Occasionals III

They lifted me into the sun again and packed my empty skull with cinnamon


Jason Dodge

Curated by: Chris Bestebreurtje and Petra Kuipers

Venue: Rongwrong - centre for art and theory
Binnen Bantammerstraat 2, Amsterdam, the Netherlands

Opening Times: Friday and Saturday 14:00–18:00

Public Programme:
Opening, 16:00–19:00

Finissage, 16:00–19:00

The exhibition They lifted me into the sun again and packed my empty skull with cinnamon by Jason Dodge is the last in the series of three Occasionals organised this year in collaboration with Rongwrong in Amsterdam. This exhibition concept, which is an annual part of our Satellite Programme, highlights a single work from Tlön Projects' imaginary collection in a specific location.

They lifted me into the sun again and packed my empty skull with cinnamon was exhibited in six different locations simultaneously in the autumn of 2020: Athens, New York, Vienna, Paris, Brussels and Turin. The artist was explicitly absent.
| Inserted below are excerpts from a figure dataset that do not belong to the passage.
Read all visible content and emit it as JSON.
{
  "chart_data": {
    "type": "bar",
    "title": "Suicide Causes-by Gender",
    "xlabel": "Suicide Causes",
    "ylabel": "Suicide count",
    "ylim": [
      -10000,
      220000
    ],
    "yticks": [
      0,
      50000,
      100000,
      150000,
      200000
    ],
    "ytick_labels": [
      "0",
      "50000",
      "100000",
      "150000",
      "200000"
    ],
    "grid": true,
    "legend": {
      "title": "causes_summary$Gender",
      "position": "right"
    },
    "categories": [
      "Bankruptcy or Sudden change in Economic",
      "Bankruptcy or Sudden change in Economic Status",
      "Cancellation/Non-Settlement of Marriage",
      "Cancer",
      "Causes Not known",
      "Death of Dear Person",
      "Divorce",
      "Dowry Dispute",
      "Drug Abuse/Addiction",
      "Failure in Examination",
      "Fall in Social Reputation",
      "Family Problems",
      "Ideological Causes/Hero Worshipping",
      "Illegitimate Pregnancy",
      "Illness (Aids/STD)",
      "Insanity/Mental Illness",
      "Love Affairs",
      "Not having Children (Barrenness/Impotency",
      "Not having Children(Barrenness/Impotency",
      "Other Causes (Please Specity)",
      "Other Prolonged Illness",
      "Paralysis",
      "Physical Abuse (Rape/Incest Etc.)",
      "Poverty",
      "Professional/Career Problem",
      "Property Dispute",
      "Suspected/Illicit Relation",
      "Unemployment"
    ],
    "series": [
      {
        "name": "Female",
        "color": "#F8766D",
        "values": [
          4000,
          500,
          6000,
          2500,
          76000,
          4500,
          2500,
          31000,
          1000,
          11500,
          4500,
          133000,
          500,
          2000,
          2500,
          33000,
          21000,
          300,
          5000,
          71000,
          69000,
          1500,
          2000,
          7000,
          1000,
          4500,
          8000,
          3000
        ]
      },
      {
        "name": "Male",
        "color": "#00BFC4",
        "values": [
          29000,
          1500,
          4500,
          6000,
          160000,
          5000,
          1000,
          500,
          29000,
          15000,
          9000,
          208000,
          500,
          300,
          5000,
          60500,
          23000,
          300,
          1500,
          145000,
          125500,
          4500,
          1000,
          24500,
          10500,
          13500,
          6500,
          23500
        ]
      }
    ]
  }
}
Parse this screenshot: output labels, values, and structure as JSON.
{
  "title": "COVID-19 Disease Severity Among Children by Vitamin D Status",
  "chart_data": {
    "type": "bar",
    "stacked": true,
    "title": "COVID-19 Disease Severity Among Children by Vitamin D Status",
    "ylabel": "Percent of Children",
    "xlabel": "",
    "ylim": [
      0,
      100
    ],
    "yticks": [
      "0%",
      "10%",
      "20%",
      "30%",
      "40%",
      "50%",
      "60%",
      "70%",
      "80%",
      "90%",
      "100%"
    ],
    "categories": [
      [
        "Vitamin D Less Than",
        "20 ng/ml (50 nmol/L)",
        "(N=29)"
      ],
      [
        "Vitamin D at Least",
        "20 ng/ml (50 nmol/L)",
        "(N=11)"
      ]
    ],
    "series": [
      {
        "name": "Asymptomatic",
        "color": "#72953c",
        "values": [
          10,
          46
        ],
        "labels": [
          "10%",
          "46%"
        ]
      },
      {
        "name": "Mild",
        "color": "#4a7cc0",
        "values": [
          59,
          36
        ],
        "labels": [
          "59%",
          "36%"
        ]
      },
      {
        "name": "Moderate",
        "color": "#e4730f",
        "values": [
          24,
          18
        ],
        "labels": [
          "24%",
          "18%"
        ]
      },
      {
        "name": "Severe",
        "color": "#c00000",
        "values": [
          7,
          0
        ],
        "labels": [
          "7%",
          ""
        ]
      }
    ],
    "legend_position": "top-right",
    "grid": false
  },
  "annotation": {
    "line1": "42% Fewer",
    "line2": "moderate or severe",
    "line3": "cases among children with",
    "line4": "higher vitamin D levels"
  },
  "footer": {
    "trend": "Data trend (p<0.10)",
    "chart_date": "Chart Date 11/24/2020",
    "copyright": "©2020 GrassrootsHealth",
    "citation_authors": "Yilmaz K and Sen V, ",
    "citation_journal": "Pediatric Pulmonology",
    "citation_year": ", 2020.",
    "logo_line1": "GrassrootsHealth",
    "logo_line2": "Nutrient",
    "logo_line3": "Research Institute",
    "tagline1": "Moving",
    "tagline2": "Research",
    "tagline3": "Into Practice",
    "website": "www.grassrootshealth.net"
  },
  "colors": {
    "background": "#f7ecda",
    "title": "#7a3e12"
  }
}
At Dodge's request the exhibitions were installed by stand-ins.

Absence is an important component of the exhibition. The title, derived from the poem Mummy of a Lady Named Jemutesesonekh XXI Dynasty by Thomas James (1946–1974), refers to the ultimate presence of absence: death. I remember how I died. It was so simple! One morning the garden faded. My face blacked out. The narrator, a woman from ancient Egypt, describes how her body undergoes the traditional death rituals as written down in the ancient Egyptian funerary text The Book of the Dead. The poem hovers without flinching in the grotesque physical reality of the mummification process, such as the removal of the brain — A pointed instrument, hooked it through my nostrils, strand by strand — whilst astonishingly reclaiming it as a last act of love: Hands touched my sutures. I was so important! The body is treated like an aesthetic object, rubbed with unguents and sprinkled with amber-coloured gum. Before I learned to love myself too much, My body wound itself in spools of linen. Shut in my painted box, I am a precious object.

The present manifestation of They lifted me into the sun again and packed my empty skull with cinnamon was assembled and installed by artist and author Becket Flannery who received a stack of missing animal posters and a found shopping list, as well as a series of specific objects: dried marigold buds, Bayer Aspirin adverts, batteries, stolen forks, an old T-shirt and red elastic bands. The shopping was unpacked in the space. The items gathered won’t be immediately comprehensible, but we recognise them as being edibles and cleansing, healing and ritual products. Using a score written by dancer and choreographer Alix Einaudi, Flannery, as the translator of a poem, interpreted the words, entered into conversation with the objects, and improvised to create the incarnation of this exhibition.

Jason Dodge (1969, USA) lives on the island of Møn (DK). For the past 25 years, Dodge has made sculptures and exhibitions revolving around absence, distance, haptic and visual perception. They lifted me into the sun again and packed my empty skull with cinnamon continues his habit of involving friends and colleagues in his artistic practice and borrowing titles and texts from poets for his exhibitions. His work reminds us of the indivisibility of body and spirit, that our bodies are linked to other bodies, organisms and systems, and that we are part of a larger mystery.

Becket Flannery/MWN (1984, USA) is an Amsterdam-based writer and artist. As Becket Flannery, he writes about art and the role of text in relation to artworks and exhibitions. He is currently an editor at the Netherlands-based art criticism platform Tangents. In addition to his writing on art, he performs and exhibits under the name Becket MWN. His installations often take language as their medium, but communication is not their goal. Rather, they engage with the construction of meaning as a process and a practice to open up a space for thought.